- Interactive map of Shahr-e Zuhak (Zuhak City)
- Location: Bamyan, Afghanistan

History
- Built for: Zahhak

Site notes
- Area: Hazarajat

= Zuhak, Bamyan =

City ruins in Bamyan, Afghanistan

Shahr-e Zuhak or City of Zuhak (شهر ضحاک), also known as The Red City, is a historic city ruins in Bamyan, Afghanistan which was once home to 3,000 people.
The fortress is believed to have been founded between 500 and 600 AD by the Hephthalites, around the same time as the Buddhas of Bamyan were carved into rock in the Bamiyan valley. The city lies at the easternmost point of the Bamyan valley, above the confluence of the Kunduz and Kalu Ganga rivers. The valley used to be a part of a route connecting Europe to India and China.

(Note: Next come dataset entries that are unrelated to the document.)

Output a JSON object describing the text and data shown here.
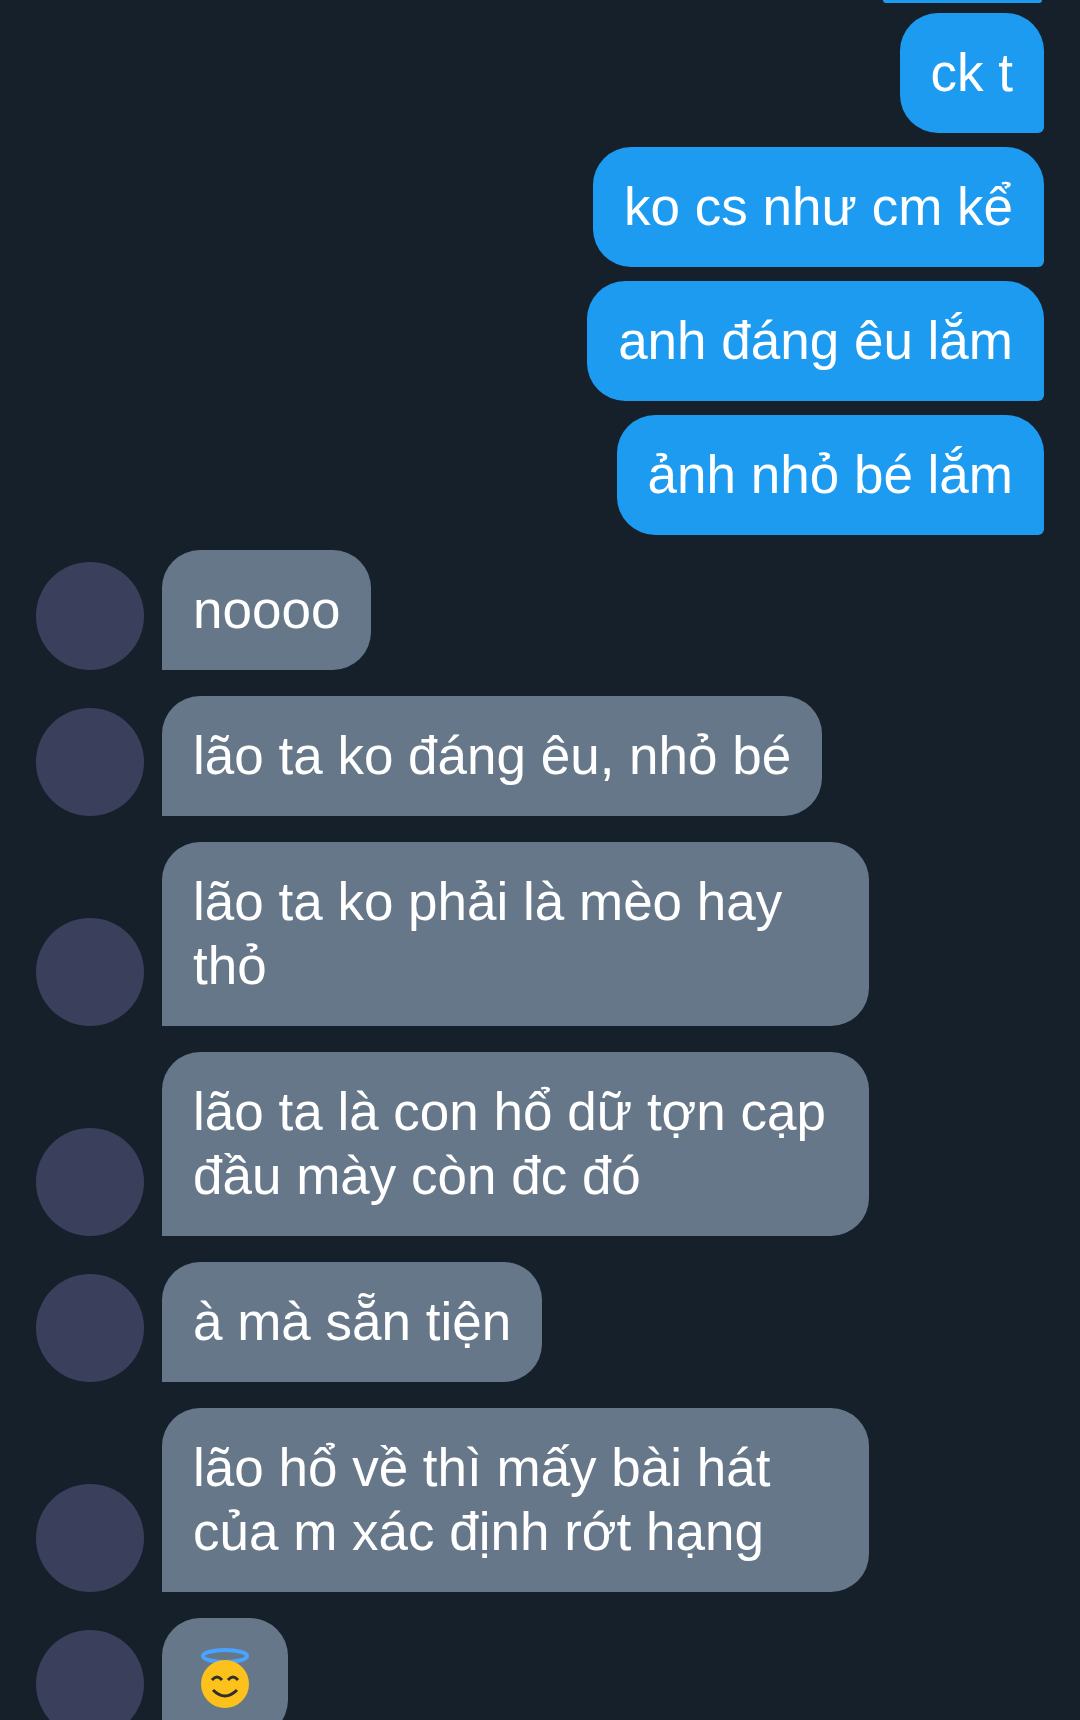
{
  "messages": [
    {
      "outgoing": true,
      "kind": "text",
      "text": "ck t"
    },
    {
      "outgoing": true,
      "kind": "text",
      "text": "ko cs như cm kể"
    },
    {
      "outgoing": true,
      "kind": "text",
      "text": "anh đáng êu lắm"
    },
    {
      "outgoing": true,
      "kind": "text",
      "text": "ảnh nhỏ bé lắm"
    },
    {
      "outgoing": false,
      "kind": "text",
      "text": "noooo"
    },
    {
      "outgoing": false,
      "kind": "text",
      "text": "lão ta ko đáng êu, nhỏ bé"
    },
    {
      "outgoing": false,
      "kind": "text",
      "text": "lão ta ko phải là mèo hay thỏ"
    },
    {
      "outgoing": false,
      "kind": "text",
      "text": "lão ta là con hổ dữ tợn cạp đầu mày còn đc đó"
    },
    {
      "outgoing": false,
      "kind": "text",
      "text": "à mà sẵn tiện"
    },
    {
      "outgoing": false,
      "kind": "text",
      "text": "lão hổ về thì mấy bài hát của m xác định rớt hạng"
    },
    {
      "outgoing": false,
      "kind": "emoji"
    }
  ]
}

Zuhak was fortified during the Islamic period (10th - 13th century), under the rule of the Ghaznavid and Ghorid dynasties. The fortress was later ransacked by Genghis Khan and his army during the Siege of Bamyan, as a part of the greater invasion of the Khwarazmian Empire.

The fortress was protected by ramparts, built along the steep cliffs bounding the site, which were equipped with several watchtowers, some of which still stand today. The citadel was protected by three more orders of walls and was located on the topmost part of the hill. Due to prolonged exposure and a lack of conservation, exacerbated by recent periods of war, many of the structures on the site have collapsed or are prone to collapse.